9.Ratification d’instruments internationaux relatifs aux droits de l’homme

93. Le Comité recommande à l’État partie de ratifier les instruments de base des Nations Unies relatifs aux droits de l’homme, ainsi que leurs protocoles, auxquels l’État partie n’a toujours pas adhéré, à savoir la Convention internationale pour la protection de toutes les personnes contre les disparitions forcées, le Protocole facultatif au Pacte international relatif aux droits économiques, sociaux et culturels, le deuxième Protocole facultatif au Pacte international relatif aux droits civils et politiques, le Protocole facultatif à la Convention sur l’élimination de toutes les formes de discrimination à l’égard des femmes et le Protocole facultatif à la Convention contre la torture et autres traitements cruels, inhumains ou dégradants.

10.Suivi et diffusion

Suivi

94. Le Comité recommande à l’État partie de prendre toutes les mesures voulues afin de garantir la pleine mise en œuvre des présentes recommandations, notamment en les transmettant à l’Assemblée législative, aux ministères compétents, à l’appareil judiciaire et aux autorités locales pour examen et suite à donner. Le Comité recommande aussi d’adopter rapidement le projet de loi portant création d’un mécanisme de suivi de la mise en œuvre des recommandations émanant des organes internationaux relatifs aux droits de l’homme.

Diffusion

95. Le Comité recommande que les troisième et quatrième rapports périodiques présentés en un seul document, ainsi que les réponses écrites et les recommandations adoptées à leur propos (observations finales) soient largement diffusés auprès du grand public, notamment des enfants, des groupes de jeunes ainsi que des organisations de la société civile et des médias, en vue de susciter un débat et de faire connaître la Convention, sa mise en œuvre et son suivi.

11.Prochain rapport

96. Compte tenu de la recommandation sur la périodicité des rapports adoptée par le Comité et formulée dans ses rapports CRC/C/114 et CRC/C/124, et étant donné que le cinquième rapport périodique de l’État partie est attendu dans les deux ans suivant l’examen de ses troisième et quatrième rapports présentés en un seul document, le Comité invite l’État partie à soumettre en un seul document ses cinquième et sixième rapports périodiques d’ici au 1 er mars 2016 (soit dix-huit mois avant la date prévue dans la Convention pour la soumission du sixième rapport périodique). Ce document ne devra pas excéder 120 pages (voir CRC/C/118). Le Comité attend de l’État partie qu’il présente par la suite un rapport tous les cinq ans comme le prévoit la Convention.
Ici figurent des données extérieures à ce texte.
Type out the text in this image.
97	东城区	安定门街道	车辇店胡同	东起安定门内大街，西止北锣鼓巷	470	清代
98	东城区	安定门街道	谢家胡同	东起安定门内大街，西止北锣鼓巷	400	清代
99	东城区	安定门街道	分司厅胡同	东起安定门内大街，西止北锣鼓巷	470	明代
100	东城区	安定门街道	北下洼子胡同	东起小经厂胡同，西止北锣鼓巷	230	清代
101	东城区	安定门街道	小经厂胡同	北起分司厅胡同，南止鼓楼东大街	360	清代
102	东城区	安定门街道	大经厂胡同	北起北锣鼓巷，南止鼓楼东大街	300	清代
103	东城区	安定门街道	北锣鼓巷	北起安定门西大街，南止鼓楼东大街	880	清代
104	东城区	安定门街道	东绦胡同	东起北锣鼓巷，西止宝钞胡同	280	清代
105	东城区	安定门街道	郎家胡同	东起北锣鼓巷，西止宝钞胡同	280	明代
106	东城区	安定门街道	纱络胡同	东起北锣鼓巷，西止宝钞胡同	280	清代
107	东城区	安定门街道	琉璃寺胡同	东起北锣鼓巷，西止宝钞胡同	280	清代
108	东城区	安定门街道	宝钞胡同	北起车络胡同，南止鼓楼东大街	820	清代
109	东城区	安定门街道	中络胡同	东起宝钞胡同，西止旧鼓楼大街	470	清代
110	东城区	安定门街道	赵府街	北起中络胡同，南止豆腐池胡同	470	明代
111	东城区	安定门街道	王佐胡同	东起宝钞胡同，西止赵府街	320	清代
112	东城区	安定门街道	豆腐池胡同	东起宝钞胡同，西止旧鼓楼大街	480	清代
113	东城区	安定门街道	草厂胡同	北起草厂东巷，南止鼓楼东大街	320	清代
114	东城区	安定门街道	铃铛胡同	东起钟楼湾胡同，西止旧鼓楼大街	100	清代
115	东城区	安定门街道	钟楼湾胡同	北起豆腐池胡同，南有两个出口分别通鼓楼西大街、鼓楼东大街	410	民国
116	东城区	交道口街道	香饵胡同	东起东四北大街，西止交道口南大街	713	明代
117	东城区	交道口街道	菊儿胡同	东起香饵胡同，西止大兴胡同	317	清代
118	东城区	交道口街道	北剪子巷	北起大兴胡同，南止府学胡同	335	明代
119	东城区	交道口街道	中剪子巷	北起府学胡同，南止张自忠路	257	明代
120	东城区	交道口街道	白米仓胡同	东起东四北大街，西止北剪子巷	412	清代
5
97. Le Comité invite en outre l’État partie à présenter un document de base actualisé conformément aux instructions relatives à l’établissement du document de base commun figurant dans les «Directives harmonisées pour l’établissement de rapports au titre des instruments internationaux relatifs aux droits de l’homme, englobant le document de base commun et les rapports pour chaque instrument», qui ont été approuvées en juin 2006 par la cinquième réunion intercomités des organes créés en vertu d’instruments internationaux relatifs aux droits de l’homme (HRI/MC/2006/3).